Dubai Studying Electric Car Incentives
The Persian Gulf emirate of Dubai measures just 1,588 square miles and is home to an estimated 2.1 million people. By way of comparison, the Greater Los Angeles Long Beach metro area is 21 times larger, but in terms of population density, the emirate has nearly two and half times the number of people per square mile as LA.
Moving all those people around is a major challenge for the government where the average commuter spends 1.75 hours going to and from work in a city where there are 541 cars per 1000 population. At the current rate of new car ownership, it is estimated there will be 5.3 million registered cars in the emirate. In response, the government has invested in a 74.6 km metro system, along with tram and bus systems.
Still with all those cars forecast, Dubai's leadership is considering ways to incentive buyers to switch to electric cars.

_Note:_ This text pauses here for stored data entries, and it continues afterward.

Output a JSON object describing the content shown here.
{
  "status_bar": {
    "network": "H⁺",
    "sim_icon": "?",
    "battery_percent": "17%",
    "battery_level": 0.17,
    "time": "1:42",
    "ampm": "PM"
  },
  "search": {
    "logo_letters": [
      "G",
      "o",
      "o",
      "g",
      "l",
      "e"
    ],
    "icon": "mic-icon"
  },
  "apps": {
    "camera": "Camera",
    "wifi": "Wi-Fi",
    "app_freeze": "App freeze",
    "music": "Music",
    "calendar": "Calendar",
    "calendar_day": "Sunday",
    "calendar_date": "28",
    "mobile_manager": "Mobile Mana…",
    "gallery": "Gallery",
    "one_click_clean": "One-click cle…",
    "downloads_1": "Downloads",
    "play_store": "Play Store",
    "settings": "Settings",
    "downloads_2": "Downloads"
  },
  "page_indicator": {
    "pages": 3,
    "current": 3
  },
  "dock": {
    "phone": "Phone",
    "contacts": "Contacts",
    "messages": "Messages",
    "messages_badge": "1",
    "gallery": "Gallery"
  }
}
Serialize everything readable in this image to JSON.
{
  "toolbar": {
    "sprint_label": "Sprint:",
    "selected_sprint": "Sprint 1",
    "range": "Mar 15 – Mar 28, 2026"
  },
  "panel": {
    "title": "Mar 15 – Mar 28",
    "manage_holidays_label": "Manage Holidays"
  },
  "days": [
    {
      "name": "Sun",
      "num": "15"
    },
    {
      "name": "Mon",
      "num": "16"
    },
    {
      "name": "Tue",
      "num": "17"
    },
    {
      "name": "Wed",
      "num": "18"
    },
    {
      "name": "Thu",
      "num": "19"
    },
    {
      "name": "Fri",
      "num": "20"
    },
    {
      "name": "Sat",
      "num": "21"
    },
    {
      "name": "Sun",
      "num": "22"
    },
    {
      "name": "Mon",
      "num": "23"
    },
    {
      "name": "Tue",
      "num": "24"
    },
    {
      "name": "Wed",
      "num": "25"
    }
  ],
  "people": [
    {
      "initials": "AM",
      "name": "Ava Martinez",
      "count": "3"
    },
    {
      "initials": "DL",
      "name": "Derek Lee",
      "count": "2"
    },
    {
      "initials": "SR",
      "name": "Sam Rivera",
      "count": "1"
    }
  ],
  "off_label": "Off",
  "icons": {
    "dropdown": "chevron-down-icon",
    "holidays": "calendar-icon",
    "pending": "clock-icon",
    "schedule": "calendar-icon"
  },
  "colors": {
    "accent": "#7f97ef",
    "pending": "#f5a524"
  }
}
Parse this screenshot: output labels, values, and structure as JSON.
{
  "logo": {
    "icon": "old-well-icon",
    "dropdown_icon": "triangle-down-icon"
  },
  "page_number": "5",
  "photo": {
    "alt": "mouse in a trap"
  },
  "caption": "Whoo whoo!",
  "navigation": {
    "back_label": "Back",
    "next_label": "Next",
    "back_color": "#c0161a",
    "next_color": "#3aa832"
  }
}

Arabian Business reports that officials are considering a menu of different approaches.
“Having the infrastructure ready for charging the vehicles is a first step in this direction. Various other things are being looked at like reducing the customs duty or subsidising the cost for buyers," stated Saeed Mohammad Al Tayer, Managing Director and CEO of Dubai Electricity and Water Authority (DEWA).
DEWA has already installed some 16 public charging stations, including one at Dubai Silicon Oasis, pictured above, with plans for upwards of 100 units in the future. The rate for charging a car like the Tesla Model S is less than $2USD.
The Emirate has a strong economic incentive for switching to electric. In 1980, the combined UAE, consumed 70,000 barrels of oil per day. By 2013 that had mushroomed to 698,000 barrels per day. The more oil its citizens consume, the less there is to export. Conveniently, the UAE generates most of its electric power from natural gas, a much harder commodity to export than oil.